I reckon this chapter isn’t the best part of the book but I went through it because it sheds light on how Vološinov understands consciousness as social, emerging only through social intercourse as opposed to simply emerging from one’s biology or physiology. Now, it’s also worth noting that by emphasizing the social intercourse (interaction with others) Vološinov does not argue that biology or physiology doesn’t matter. It all does, but, for him, others tend fail to take language/semiosis into account when they either fall back to physiology and/or some ideal transcendental subject. With regards to particulars, this chapter is worth the reading because it includes the discussion of inner and outer speech, how experience is intertwined and colored by language (experience as a sign), introspection (how it isn’t experience but a sign on a sign) and proton pseudos (how one needs to be very aware of one’s premises in order to avoid drawing false conclusions, as well as to avoid wasting one’s time doing all that work that takes place in between). This chapter is only about fifteen pages and it includes things that I didn’t include (that may help you understand what he is after). It’s well worth reading and doesn’t take that much time either.
References
- Deleuze, G., and F. Guattari ([1980] 1987). A Thousand Plateaus: Capitalism and Schizophrenia (B. Massumi, Trans.). Minneapolis, MN: University of Minnesota Press.
- Freud, S. ([1895] 1950). Entwurf einer Psychologie. In S. Freud, Aus den Anfängen der Psychoanalyse (M. Bonabarte, A. Freud and E. Kris, Eds.) (pp. 370–466). London, United Kingdom: Imago Publishing.
- Freud, S. ([1895] 1954). Project for a scientific psychology.

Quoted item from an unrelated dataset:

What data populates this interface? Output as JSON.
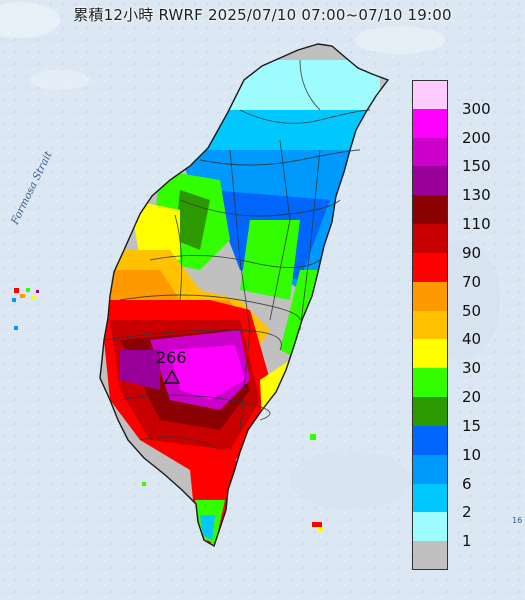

In S. Freud, The origins of psycho-analysis: Letters to Wilhelm Fliess, drafts and notes: 1887–1902 (M. Bonabarte, A. Freud and E. Kris, Eds., E. Mosbacher and J. Strachey, Trans.) (pp. 347–445). New York, NY: Basic Books.
- de Mijolla, A. (Ed.). (2005). International dictionary of psychoanalysis, Vol. 3: PS-Z. Detroit, MI: Macmillan Reference.
- Vološinov, V. N. ([1930] 1973). Marxism and the Philosophy of Language (L. Matejka and I. R. Titunik, Trans.). New York, NY: Seminar Press.